A first-term state lawmaker is pushing legislation he contends will block at least two branches of the federal government from imposing their will on Arizona.
Representative Mark Finchem (R-Tucson) proposed HB 2024, which would forbid the state from using its resources to implement any presidential executive order unless it had been approved by Congress and found to be constitutional.
Finchem said he crafted it even before President Obama announced on Tuesday he is taking executive action to redefine who is a gun dealer and expand requirements for background checks. HB 2024 would also apply the same standard to directives of federal agencies, as well as decisions of the U.S. Supreme Court.

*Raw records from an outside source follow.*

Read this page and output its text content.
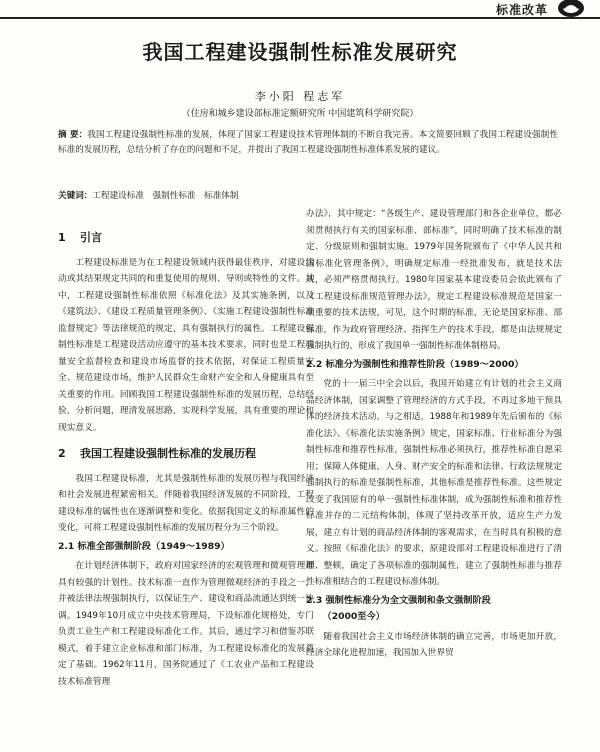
标准改革
我国工程建设强制性标准发展研究
李小阳 程志军
（住房和城乡建设部标准定额研究所 中国建筑科学研究院）
摘 要：我国工程建设强制性标准的发展，体现了国家工程建设技术管理体制的不断自我完善。本文简要回顾了我国工程建设强制性标准的发展历程，总结分析了存在的问题和不足，并提出了我国工程建设强制性标准体系发展的建议。
关键词：工程建设标准　强制性标准　标准体制
1 引言

工程建设标准是为在工程建设领域内获得最佳秩序，对建设活动或其结果规定共同的和重复使用的规则、导则或特性的文件。其中，工程建设强制性标准依照《标准化法》及其实施条例，以及《建筑法》、《建设工程质量管理条例》、《实施工程建设强制性标准监督规定》等法律规范的规定，具有强制执行的属性。工程建设强制性标准是工程建设活动应遵守的基本技术要求，同时也是工程质量安全监督检查和建设市场监督的技术依据，对保证工程质量安全、规范建设市场，维护人民群众生命财产安全和人身健康具有至关重要的作用。回顾我国工程建设强制性标准的发展历程，总结经验，分析问题，理清发展思路，实现科学发展，具有重要的理论和现实意义。

2 我国工程建设强制性标准的发展历程

我国工程建设标准，尤其是强制性标准的发展历程与我国经济和社会发展进程紧密相关。伴随着我国经济发展的不同阶段，工程建设标准的属性也在逐渐调整和变化。依据我国定义的标准属性的变化，可将工程建设强制性标准的发展历程分为三个阶段。

2.1 标准全部强制阶段（1949～1989）

在计划经济体制下，政府对国家经济的宏观管理和微观管理都具有较强的计划性。技术标准一直作为管理微观经济的手段之一，并被法律法规强制执行，以保证生产、建设和商品流通达到统一协调。1949年10月成立中央技术管理局，下设标准化规格处，专门负责工业生产和工程建设标准化工作。其后，通过学习和借鉴苏联模式，着手建立企业标准和部门标准，为工程建设标准化的发展奠定了基础。1962年11月，国务院通过了《工农业产品和工程建设技术标准管理

办法》，其中规定：“各级生产、建设管理部门和各企业单位，都必须贯彻执行有关的国家标准、部标准”，同时明确了技术标准的制定、分级原则和强制实施。1979年国务院颁布了《中华人民共和国标准化管理条例》，明确规定标准一经批准发布，就是技术法规，必须严格贯彻执行。1980年国家基本建设委员会依此颁布了《工程建设标准规范管理办法》，规定工程建设标准规范是国家一项重要的技术法规，可见，这个时期的标准，无论是国家标准、部标准，作为政府管理经济、指挥生产的技术手段，都是由法规规定强制执行的，形成了我国单一强制性标准体制格局。

2.2 标准分为强制性和推荐性阶段（1989～2000）

党的十一届三中全会以后，我国开始建立有计划的社会主义商品经济体制，国家调整了管理经济的方式手段，不再过多地干预具体的经济技术活动。与之相适，1988年和1989年先后颁布的《标准化法》、《标准化法实施条例》规定，国家标准、行业标准分为强制性标准和推荐性标准，强制性标准必须执行，推荐性标准自愿采用；保障人体健康，人身、财产安全的标准和法律、行政法规规定强制执行的标准是强制性标准，其他标准是推荐性标准。这些规定改变了我国原有的单一强制性标准体制，成为强制性标准和推荐性标准并存的二元结构体制，体现了坚持改革开放，适应生产力发展，建立有计划的商品经济体制的客观需求，在当时具有积极的意义。按照《标准化法》的要求，原建设部对工程建设标准进行了清理、整顿，确定了各项标准的强制属性，建立了强制性标准与推荐性标准相结合的工程建设标准体制。

2.3 强制性标准分为全文强制和条文强制阶段
（2000至今）

随着我国社会主义市场经济体制的确立完善，市场更加开放，经济全球化进程加速，我国加入世界贸
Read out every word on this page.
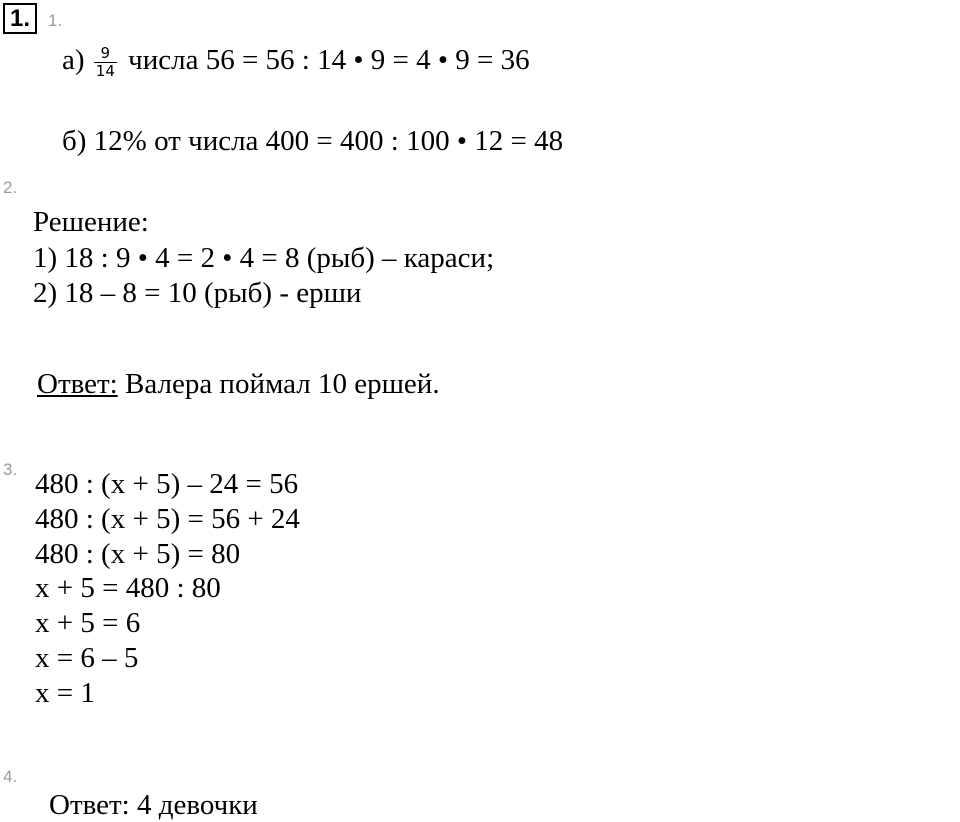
1.	1.
$а) \frac{9}{14}$ числа 56 = 56 : 14 • 9 = 4 • 9 = 36
б) 12% от числа 400 = 400 : 100 • 12 = 48
2.
Решение:
1) 18 : 9 • 4 = 2 • 4 = 8 (рыб) – караси;
2) 18 – 8 = 10 (рыб) - ерши
Ответ: Валера поймал 10 ершей.
3. 480 : (x + 5) – 24 = 56
480 : (x + 5) = 56 + 24
480 : (x + 5) = 80
x + 5 = 480 : 80
x + 5 = 6
x = 6 – 5
x = 1
4.
Ответ: 4 девочки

Finchem said that, absent congressional action, there is no reason that Arizona should have to do anything-- or use state resources-- to comply with court rulings. In fact, Finchem said it's wrong to even call what comes from the high court a "ruling.'' He said it's just the opinion of the majority of justices in a given case. That includes a decision which concluded states cannot deny marriage licenses to same-sex couples.

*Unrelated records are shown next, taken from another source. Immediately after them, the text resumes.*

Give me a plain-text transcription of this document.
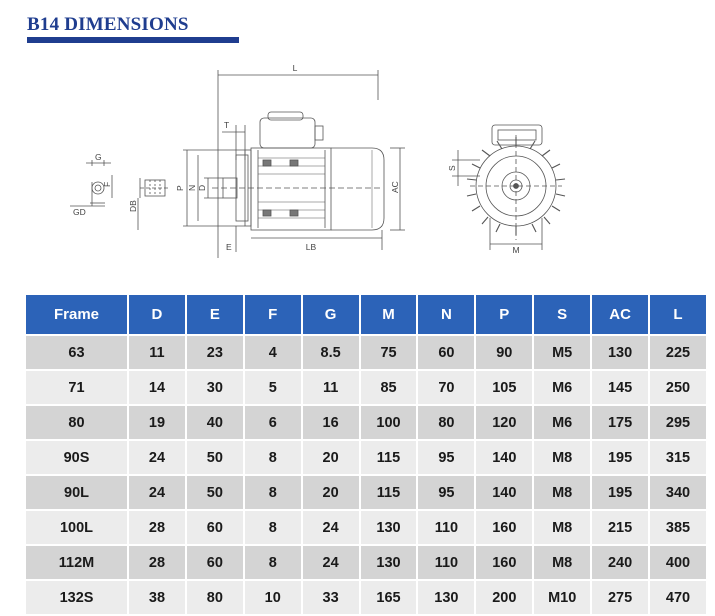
B14 DIMENSIONS
L
T
G
F
GD	DB
P N D	AC
E	LB
S
M
Frame	D	E	F	G	M	N	P	S	AC	L
63	11	23	4	8.5	75	60	90	M5	130	225
71	14	30	5	11	85	70	105	M6	145	250
80	19	40	6	16	100	80	120	M6	175	295
90S	24	50	8	20	115	95	140	M8	195	315
90L	24	50	8	20	115	95	140	M8	195	340
100L	28	60	8	24	130	110	160	M8	215	385
112M	28	60	8	24	130	110	160	M8	240	400
132S	38	80	10	33	165	130	200	M10	275	470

"It's a court opinion. It's not yet operable. That means that it has to go back to Congress, Congress has to write an enactment facilitating gay marriage, and the president has to sign the enactment to make it statute," he said.

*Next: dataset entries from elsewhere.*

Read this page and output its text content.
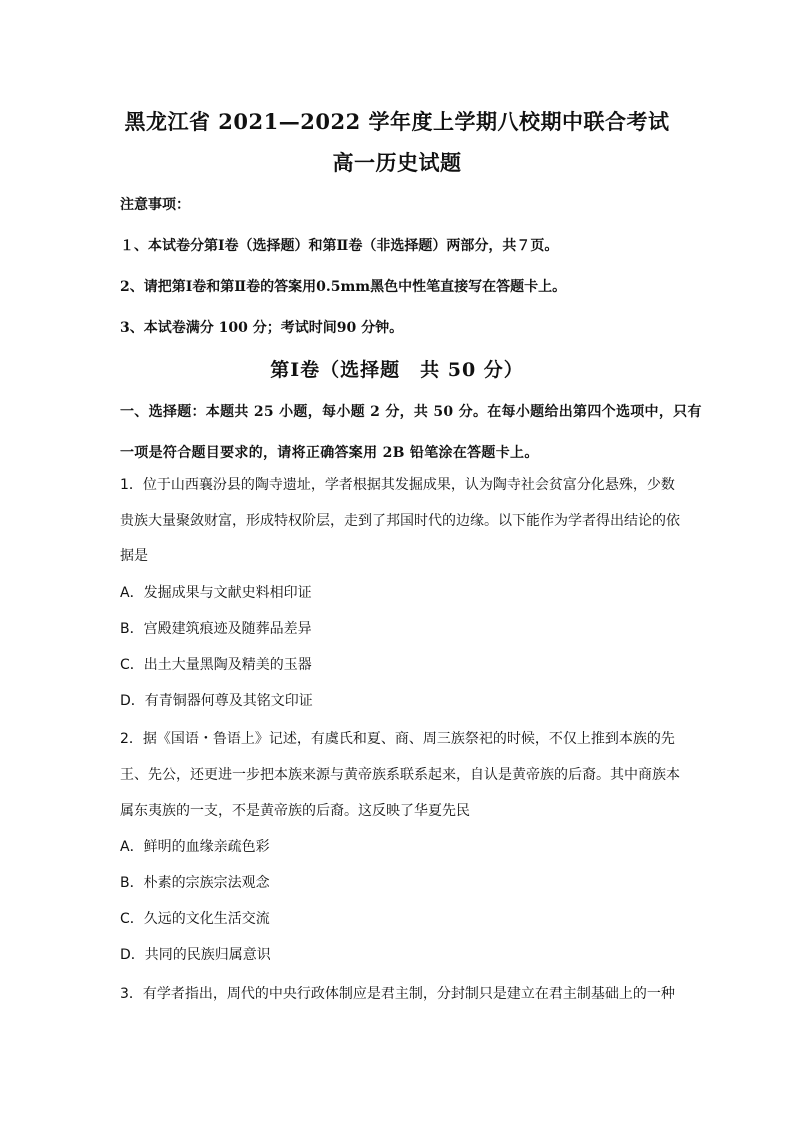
黑龙江省 2021—2022 学年度上学期八校期中联合考试
高一历史试题
注意事项：
１、本试卷分第Ⅰ卷（选择题）和第Ⅱ卷（非选择题）两部分，共７页。
2、请把第Ⅰ卷和第Ⅱ卷的答案用0.5mm黑色中性笔直接写在答题卡上。
3、本试卷满分 100 分；考试时间90 分钟。
第Ⅰ卷（选择题　共 50 分）
一、选择题：本题共 25 小题，每小题 2 分，共 50 分。在每小题给出第四个选项中，只有
一项是符合题目要求的，请将正确答案用 2B 铅笔涂在答题卡上。
1．位于山西襄汾县的陶寺遗址，学者根据其发掘成果，认为陶寺社会贫富分化悬殊，少数
贵族大量聚敛财富，形成特权阶层，走到了邦国时代的边缘。以下能作为学者得出结论的依
据是
A．发掘成果与文献史料相印证
B．宫殿建筑痕迹及随葬品差异
C．出土大量黑陶及精美的玉器
D．有青铜器何尊及其铭文印证
2．据《国语・鲁语上》记述，有虞氏和夏、商、周三族祭祀的时候，不仅上推到本族的先
王、先公，还更进一步把本族来源与黄帝族系联系起来，自认是黄帝族的后裔。其中商族本
属东夷族的一支，不是黄帝族的后裔。这反映了华夏先民
A．鲜明的血缘亲疏色彩
B．朴素的宗族宗法观念
C．久远的文化生活交流
D．共同的民族归属意识
3．有学者指出，周代的中央行政体制应是君主制，分封制只是建立在君主制基础上的一种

But Finchem's measure would affect other Supreme Court decisions like one which outlawed laws banning mixed-race marriages-- and even older various decisions overturning state laws which allowed various forms of racial segregation in schools and elsewhere.
Finchem said these are different. "When you mix desegregation with the gay agenda, I think intellectually it's dishonest. They're two very, very different...I know that the gay agenda has tried to adopt that. That is not the same thing," he said.
Finchem has seven other Republicans signed on as co-sponsors for the legislation.